One of the signature features of Davis Cup is that it sometimes offers an express-track journey from goat to hero for either of a nation’s two singles players. And I’m not talking about the Roger Federer/Michael Jordan kind of G.O.A.T., but the Jackie Smith/Roberto Baggio type.
That’s because doubles is often the ray-of-hope match in a tie that can breathe new life into a squad that fell behind, 2-1, after the first two days of play—as the U.S. is over in Spain. Or, in less dramatic circumstances, a doubles win can put a player who blew his first assignment in a position to clinch the tie, in either a fourth or fifth match.
You win the doubles when you’re down 0-2 and suddenly you are just one lousy, stinking, any-given-day match away from being dead even, into the unpredictable territory of the fifth, sudden-death rubber. And the same win at 1-1 puts you in the driver’s seat on the final day.
When a tie is still live going into the third day, a singles player who failed to deliver as expected on the first day is offered instant redemption, no coupon or code needed. This is the situation John Isner of the U.S. finds himself in on the eve of his fourth rubber (for you Davis Cup novices, that’s a synonym for “match”) meeting with Spain’s No. 1, David Ferrer.
It’s a mite harsh to accuse Isner of having choked in his first-day meeting with Nicolas Almagro (it was the second rubber of the day, right after Ferrer took apart Sam Querrey); after all, at No. 10, Almagro is ranked two spots higher than Isner, and the match was on Almagro’s favorite surface, clay, and at home.
Nevertheless, Isner once again appeared to run out of gas and lost the 10th five set match of his career. He has just four wins in five-setters, which is troubling when you take into account that his ability to hold serve—and the trouble he has breaking serve—have already demonstrated that you can count on him to become embroiled in marathons. After more than four hours on court Friday, Isner yielded a 7-5 fifth set to Almagro in a way that can only be described as anti-climactic—with a flurry of avert-your-eyes volley errors.
It was an especially disappointing loss because it pricked the Davis Cup balloon the U.S. had unexpectedly inflated with those stunning wins over Switzerland and France in the first two rounds of the competition—ties in which Isner had posted terrific wins over Roger Federer, Jo-Wilfried Tsonga, and Gilles Simon. Both were on clay, and on the road.
In Davis Cup, though, the critical battle between the No. 1 players is pre-ordained as the fourth rubber, or the first match on Sunday. With the Bryan brothers having won the doubles to avert a sweep by Spain, an Isner win over Ferrer would be monumental. It would certainly restore what luster he lost on Friday.
“Tomorrow, obviously, is a little bit different with one versus one and two versus two,” Courier told the press after the doubles. “Ferrer is such a warrior and a great competitor and John’s going to have to play better than he did yesterday to stand a chance. He’s a little bit more physically taxed than David is for sure.
“Sam I think will have a chance. If it gets to a fifth match a lot of the pressure actually shifts in the other direction.

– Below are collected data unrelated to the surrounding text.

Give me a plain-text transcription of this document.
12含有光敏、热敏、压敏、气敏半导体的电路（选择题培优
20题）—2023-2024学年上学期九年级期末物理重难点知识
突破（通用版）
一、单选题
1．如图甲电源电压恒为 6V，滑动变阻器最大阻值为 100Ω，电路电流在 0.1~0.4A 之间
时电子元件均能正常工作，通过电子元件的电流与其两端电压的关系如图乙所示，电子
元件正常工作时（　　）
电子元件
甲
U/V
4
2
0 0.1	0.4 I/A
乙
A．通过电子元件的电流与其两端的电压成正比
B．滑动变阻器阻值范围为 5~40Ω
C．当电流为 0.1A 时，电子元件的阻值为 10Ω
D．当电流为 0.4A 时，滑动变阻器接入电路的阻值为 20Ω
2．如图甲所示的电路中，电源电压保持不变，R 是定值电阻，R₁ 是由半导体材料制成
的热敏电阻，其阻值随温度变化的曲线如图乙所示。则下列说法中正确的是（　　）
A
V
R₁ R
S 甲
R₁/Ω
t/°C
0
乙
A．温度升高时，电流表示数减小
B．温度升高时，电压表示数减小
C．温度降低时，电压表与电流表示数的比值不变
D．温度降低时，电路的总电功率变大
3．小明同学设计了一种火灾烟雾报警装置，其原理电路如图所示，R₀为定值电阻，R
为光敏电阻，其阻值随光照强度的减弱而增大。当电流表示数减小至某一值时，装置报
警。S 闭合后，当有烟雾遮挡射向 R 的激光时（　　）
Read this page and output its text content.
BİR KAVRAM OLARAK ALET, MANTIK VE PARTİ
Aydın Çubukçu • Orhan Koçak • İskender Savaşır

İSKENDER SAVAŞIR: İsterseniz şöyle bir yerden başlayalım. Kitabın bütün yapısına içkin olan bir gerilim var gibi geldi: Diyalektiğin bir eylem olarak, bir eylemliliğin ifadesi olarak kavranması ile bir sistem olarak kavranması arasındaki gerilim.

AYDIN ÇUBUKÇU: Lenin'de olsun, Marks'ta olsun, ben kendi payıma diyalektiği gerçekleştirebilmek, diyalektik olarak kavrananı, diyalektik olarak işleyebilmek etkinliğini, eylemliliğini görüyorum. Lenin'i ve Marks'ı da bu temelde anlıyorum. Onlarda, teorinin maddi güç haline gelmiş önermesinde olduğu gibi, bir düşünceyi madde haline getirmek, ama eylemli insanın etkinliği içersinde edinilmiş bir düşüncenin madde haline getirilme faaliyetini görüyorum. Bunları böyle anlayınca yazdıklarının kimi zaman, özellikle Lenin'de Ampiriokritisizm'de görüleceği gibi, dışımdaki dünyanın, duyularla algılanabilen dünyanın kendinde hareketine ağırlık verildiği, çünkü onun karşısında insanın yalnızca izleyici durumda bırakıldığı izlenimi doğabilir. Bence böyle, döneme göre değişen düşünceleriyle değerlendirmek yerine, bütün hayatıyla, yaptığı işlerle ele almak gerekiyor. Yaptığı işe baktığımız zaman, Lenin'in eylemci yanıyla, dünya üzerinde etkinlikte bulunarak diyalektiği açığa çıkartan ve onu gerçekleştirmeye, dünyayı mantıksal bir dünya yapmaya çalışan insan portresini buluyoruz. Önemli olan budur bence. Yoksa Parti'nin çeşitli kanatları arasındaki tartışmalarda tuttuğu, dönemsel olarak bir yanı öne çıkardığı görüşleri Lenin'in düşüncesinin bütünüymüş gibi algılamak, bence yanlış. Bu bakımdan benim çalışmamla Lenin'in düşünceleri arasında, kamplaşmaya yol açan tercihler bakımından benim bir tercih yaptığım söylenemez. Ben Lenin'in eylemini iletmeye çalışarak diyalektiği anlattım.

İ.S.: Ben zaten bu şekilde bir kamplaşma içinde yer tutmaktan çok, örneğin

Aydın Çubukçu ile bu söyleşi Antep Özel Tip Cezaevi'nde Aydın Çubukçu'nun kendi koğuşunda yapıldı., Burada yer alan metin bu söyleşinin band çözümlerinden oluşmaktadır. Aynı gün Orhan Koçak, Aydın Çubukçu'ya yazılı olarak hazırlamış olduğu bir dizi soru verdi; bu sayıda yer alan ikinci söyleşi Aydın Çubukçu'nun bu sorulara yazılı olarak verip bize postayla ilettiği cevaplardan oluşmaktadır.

Momentum is important and it shifts quickly in Davis Cup.”
Momentum will not have much of a chance to shift down along the Rio Plata in Argentina, where the Czech Republic leads 2-1. But until the late-breaking news that Juan Martin del Potro will not contest that critical fourth-rubber clash of the No. 1s, it looked as if Juan Monaco might be offered a chance to make up for waste of a big lead, at home, on his best surface, against Tomas Berdych.
Monaco, the ATP No. 11, had a two-sets-to-one lead on Berdych in the second rubber of the tie, following del Potro’s clinical win over aging and injury-plagued Radek Stepanek. But Monaco lost, and when the Czechs won the doubles (with their singles players pairing up to beat the Argentine team of Carlos Berlocq and Eduardo Schwank), they were facing basketball’s familiar “two chances to make one.”
A win by del Potro over Berdych in the fourth rubber would have set up Monaco to meet Stepanek in the decisive fifth and final match, the “hero” match. But Carlos Berlocq will now face Berdych in that critical opener. It’s hard to imagine Berlocq, No. 45 and playing in his very first Davis Cup tie, felling the tall Czech. So Monaco may be denied a chance to redeem himself in a winnable fifth rubber that would send the triumphant team into the final.
If Berlocq does pull off the win, it will go down in Davis Cup history as one of the great upsets, especially if Argentina advances to the final with a win by Monaco. But the pressure on Monaco to close the deal will be enormous, and the occasion that much more compelling.
It’s unlikely that this scenario will come to pass, just as it’s a reach to envision back-to-back wins by Isner and Querrey in Spain. Tennis is a game of almosts and “if onlys,” and as badly as Isner and Monaco might want another chance to redeem themselves, it looks an awful lot like the Czechs will host Spain in the Davis Cup final.